BOE Proposes Power to Target Risks in Mortgages, Derivatives
The Bank of England’s Financial Policy Committee proposed powers to alter the amount of capital banks hold against real-estate assets as well as derivatives and bonds as it seeks to strengthen the financial system.
While the FPC will seek to act at the “highest level,” it also sees a potential need to target capital at a “more granular level,” it said a draft paper published in London today. “Such an approach might help to tackle threats to stability before they spread, particularly by leaning against exuberance in specific subsectors,” it said, noting high loan- to-value mortgages as an example.

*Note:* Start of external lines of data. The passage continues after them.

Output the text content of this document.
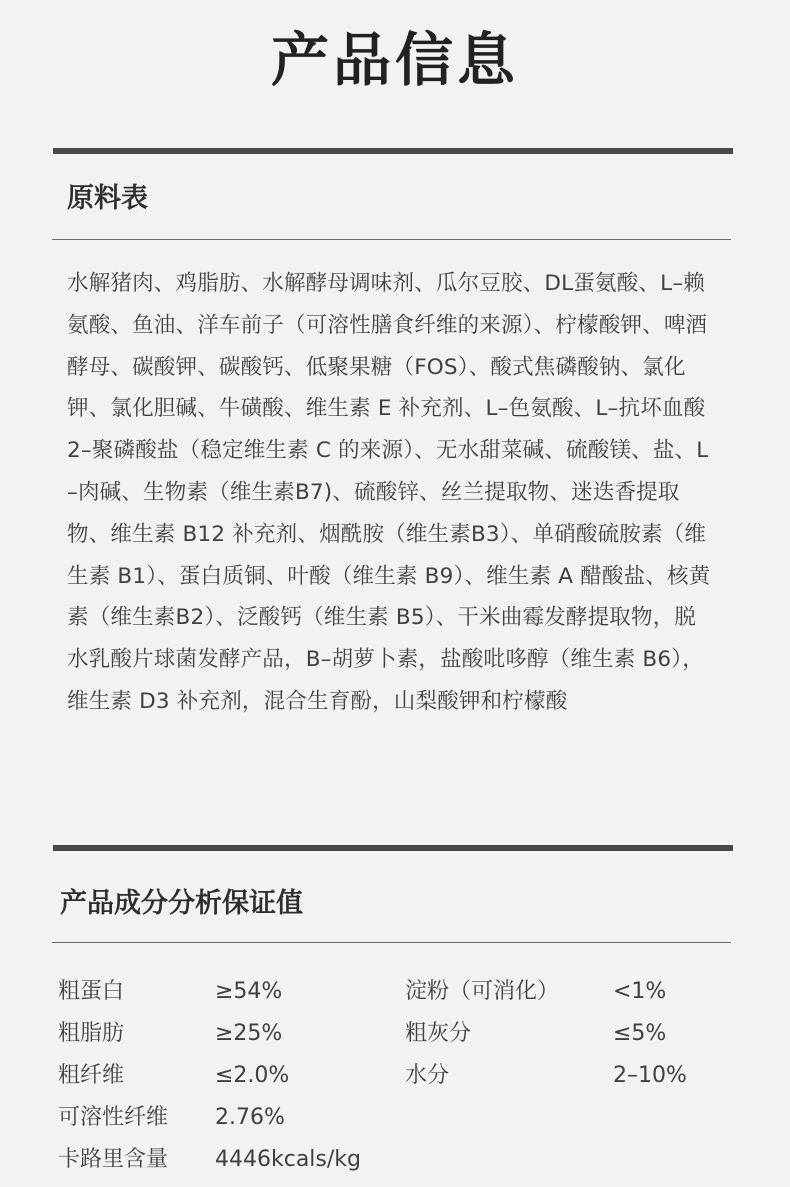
产品信息
原料表
水解猪肉、鸡脂肪、水解酵母调味剂、瓜尔豆胶、DL蛋氨酸、L–赖氨酸、鱼油、洋车前子（可溶性膳食纤维的来源）、柠檬酸钾、啤酒酵母、碳酸钾、碳酸钙、低聚果糖（FOS）、酸式焦磷酸钠、氯化钾、氯化胆碱、牛磺酸、维生素 E 补充剂、L–色氨酸、L–抗坏血酸 2–聚磷酸盐（稳定维生素 C 的来源）、无水甜菜碱、硫酸镁、盐、L–肉碱、生物素（维生素B7)、硫酸锌、丝兰提取物、迷迭香提取物、维生素 B12 补充剂、烟酰胺（维生素B3）、单硝酸硫胺素（维生素 B1）、蛋白质铜、叶酸（维生素 B9）、维生素 A 醋酸盐、核黄素（维生素B2）、泛酸钙（维生素 B5）、干米曲霉发酵提取物，脱水乳酸片球菌发酵产品，B–胡萝卜素，盐酸吡哆醇（维生素 B6），维生素 D3 补充剂，混合生育酚，山梨酸钾和柠檬酸
产品成分分析保证值
粗蛋白	≥54%	淀粉（可消化） <1%
粗脂肪	≥25%	粗灰分	≤5%
粗纤维	≤2.0%	水分	2–10%
可溶性纤维 2.76%
卡路里含量 4446kcals/kg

The FPC has sought powers over so-called sectoral capital requirements -- along with countercyclical capital buffers and leverage ratios -- from the government as the Bank of England prepares to take over the role of ensuring financial stability. The committee, led by BOE Governor Mervyn King, is currently operating on an interim basis as legislation passes through Parliament.
The FPC said the use of the countercyclical capital buffer and the sectoral capital requirements “will improve the ability of the financial system to withstand shocks.” King is due to appear at a Parliament hearing in London tomorrow to answer lawmakers’ questions on the BOE’s semi-annual Financial Stability Report. FPC members Andrew Haldane and Michael Cohrs will also attend the hearing.

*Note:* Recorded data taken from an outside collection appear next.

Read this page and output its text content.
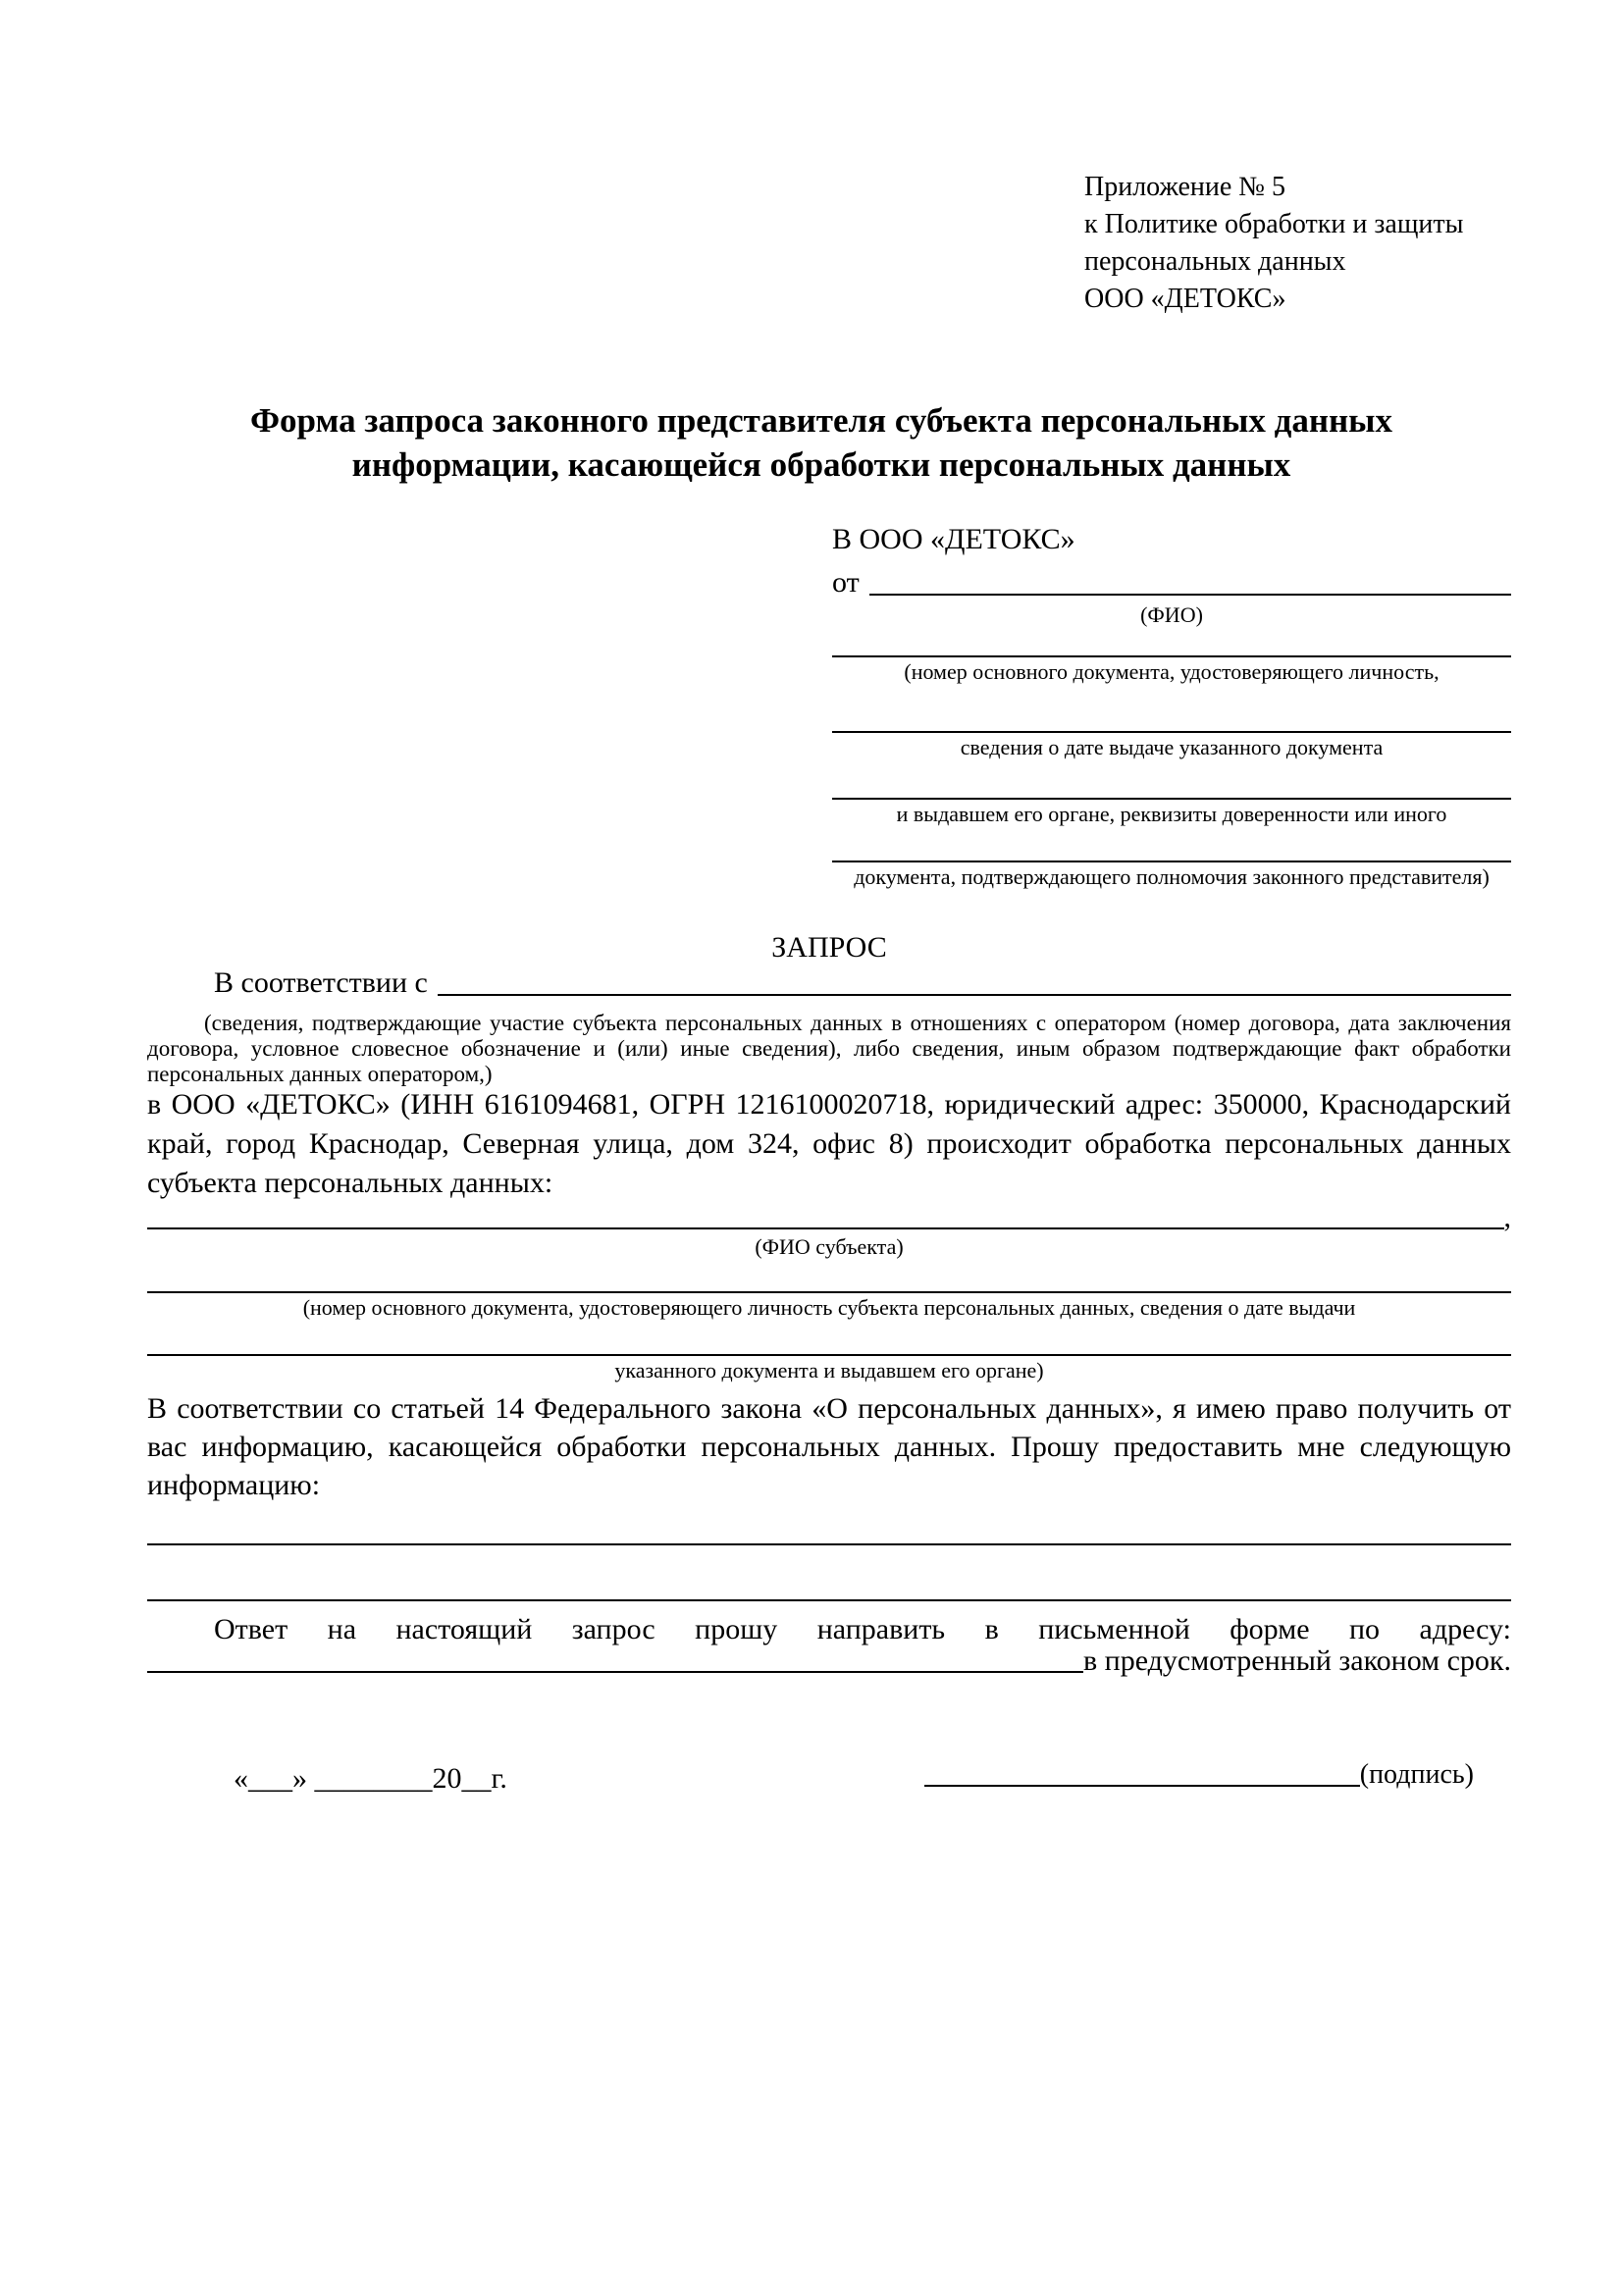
Приложение № 5
к Политике обработки и защиты
персональных данных
ООО «ДЕТОКС»
Форма запроса законного представителя субъекта персональных данных
информации, касающейся обработки персональных данных
В ООО «ДЕТОКС»
от
(ФИО)
(номер основного документа, удостоверяющего личность,
сведения о дате выдаче указанного документа
и выдавшем его органе, реквизиты доверенности или иного
документа, подтверждающего полномочия законного представителя)
ЗАПРОС
В соответствии с
(сведения, подтверждающие участие субъекта персональных данных в отношениях с оператором (номер договора, дата заключения договора, условное словесное обозначение и (или) иные сведения), либо сведения, иным образом подтверждающие факт обработки персональных данных оператором,)
в ООО «ДЕТОКС» (ИНН 6161094681, ОГРН 1216100020718, юридический адрес: 350000, Краснодарский край, город Краснодар, Северная улица, дом 324, офис 8) происходит обработка персональных данных субъекта персональных данных:
,
(ФИО субъекта)
(номер основного документа, удостоверяющего личность субъекта персональных данных, сведения о дате выдачи
указанного документа и выдавшем его органе)
В соответствии со статьей 14 Федерального закона «О персональных данных», я имею право получить от вас информацию, касающейся обработки персональных данных. Прошу предоставить мне следующую информацию:
Ответ на настоящий запрос прошу направить в письменной форме по адресу:
в предусмотренный законом срок.
«___» ________20__г.	(подпись)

The CCB tool allows the FPC to change capital requirements “above normal microprudential standards in relation to all loans and exposures.” The SCR tool is “more targeted” and allows the FPC to change requirements for specific types of assets. In the paper, the committee said that banks that fail to meet CCB requirements “will be subject to automatic restrictions on the dividends and discretionary bonuses that they can pay out.”

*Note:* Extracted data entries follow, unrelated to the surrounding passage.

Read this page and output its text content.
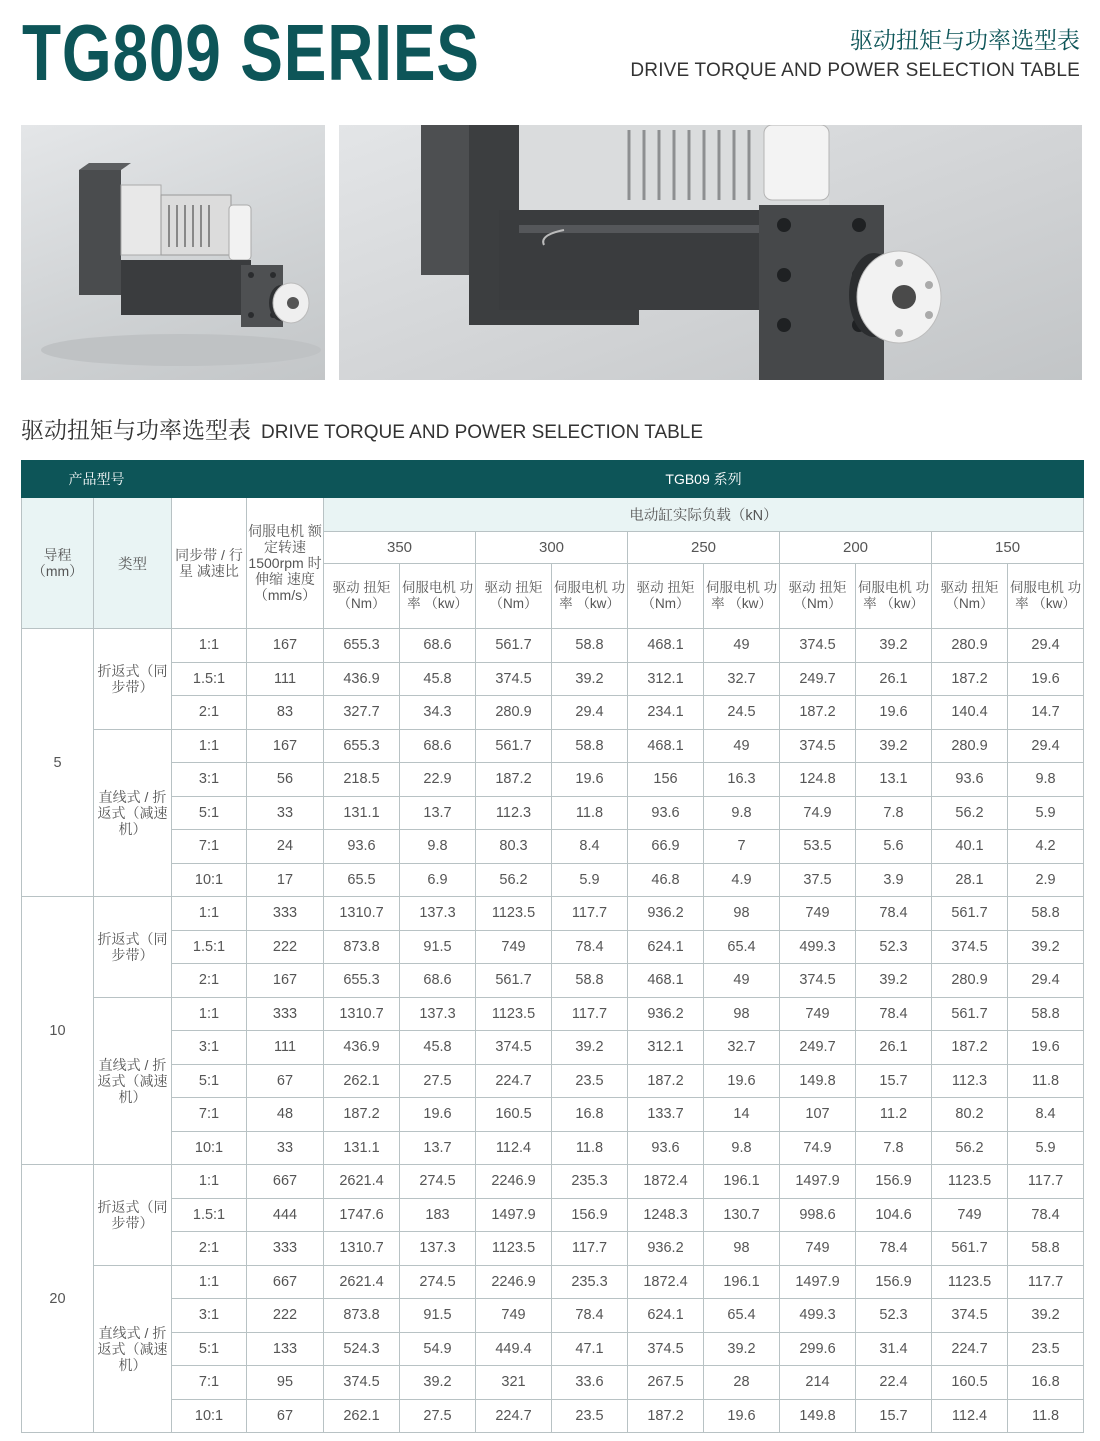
TG809 SERIES	驱动扭矩与功率选型表
DRIVE TORQUE AND POWER SELECTION TABLE
驱动扭矩与功率选型表 DRIVE TORQUE AND POWER SELECTION TABLE
产品型号				TGB09 系列									
导程（mm）	类型	同步带 / 行星 减速比	伺服电机 额定转速 1500rpm 时伸缩 速度 （mm/s）	电动缸实际负载（kN）									
				350		300		250		200		150	
				驱动 扭矩 （Nm）	伺服电机 功率 （kw）	驱动 扭矩 （Nm）	伺服电机 功率 （kw）	驱动 扭矩 （Nm）	伺服电机 功率 （kw）	驱动 扭矩 （Nm）	伺服电机 功率 （kw）	驱动 扭矩 （Nm）	伺服电机 功率 （kw）
5	折返式（同步带）	1:1	167	655.3	68.6	561.7	58.8	468.1	49	374.5	39.2	280.9	29.4
		1.5:1	111	436.9	45.8	374.5	39.2	312.1	32.7	249.7	26.1	187.2	19.6
		2:1	83	327.7	34.3	280.9	29.4	234.1	24.5	187.2	19.6	140.4	14.7
	直线式 / 折返式（减速机）	1:1	167	655.3	68.6	561.7	58.8	468.1	49	374.5	39.2	280.9	29.4
		3:1	56	218.5	22.9	187.2	19.6	156	16.3	124.8	13.1	93.6	9.8
		5:1	33	131.1	13.7	112.3	11.8	93.6	9.8	74.9	7.8	56.2	5.9
		7:1	24	93.6	9.8	80.3	8.4	66.9	7	53.5	5.6	40.1	4.2
		10:1	17	65.5	6.9	56.2	5.9	46.8	4.9	37.5	3.9	28.1	2.9
10	折返式（同步带）	1:1	333	1310.7	137.3	1123.5	117.7	936.2	98	749	78.4	561.7	58.8
		1.5:1	222	873.8	91.5	749	78.4	624.1	65.4	499.3	52.3	374.5	39.2
		2:1	167	655.3	68.6	561.7	58.8	468.1	49	374.5	39.2	280.9	29.4
	直线式 / 折返式（减速机）	1:1	333	1310.7	137.3	1123.5	117.7	936.2	98	749	78.4	561.7	58.8
		3:1	111	436.9	45.8	374.5	39.2	312.1	32.7	249.7	26.1	187.2	19.6
		5:1	67	262.1	27.5	224.7	23.5	187.2	19.6	149.8	15.7	112.3	11.8
		7:1	48	187.2	19.6	160.5	16.8	133.7	14	107	11.2	80.2	8.4
		10:1	33	131.1	13.7	112.4	11.8	93.6	9.8	74.9	7.8	56.2	5.9
20	折返式（同步带）	1:1	667	2621.4	274.5	2246.9	235.3	1872.4	196.1	1497.9	156.9	1123.5	117.7
		1.5:1	444	1747.6	183	1497.9	156.9	1248.3	130.7	998.6	104.6	749	78.4
		2:1	333	1310.7	137.3	1123.5	117.7	936.2	98	749	78.4	561.7	58.8
	直线式 / 折返式（减速机）	1:1	667	2621.4	274.5	2246.9	235.3	1872.4	196.1	1497.9	156.9	1123.5	117.7
		3:1	222	873.8	91.5	749	78.4	624.1	65.4	499.3	52.3	374.5	39.2
		5:1	133	524.3	54.9	449.4	47.1	374.5	39.2	299.6	31.4	224.7	23.5
		7:1	95	374.5	39.2	321	33.6	267.5	28	214	22.4	160.5	16.8
		10:1	67	262.1	27.5	224.7	23.5	187.2	19.6	149.8	15.7	112.4	11.8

In a sign of the enhanced powers it is seeking, the committee said its application of SCRs on mortgages will apply not just to loan books but also to “exposures held in the form of a securitization, a purchased portfolio, a fund or for trading.”
The FPC also said the powers will apply to loans made by U.K. banks in other countries. It said that had capital requirements been increased on U.K. lenders’ U.S. sub-prime mortgage lending before the financial crisis, “this would have left banks better able to absorb subsequent losses.”
The FPC said “no single set of indicators” can provide a perfect guide to systemic risks. “Judgment will therefore play a material role in all FPC decisions and policy will not mechanically tied to and specific set of indicators,” it said.
King said in November that banks may need to build up the capital they hold against potential losses, and asked regulators to report back by March on how lenders will comply. Banks may need to make bigger provisions for future loan losses and the cost of regulatory fines and customer redress. He said that risk-weightings may also be inappropriate.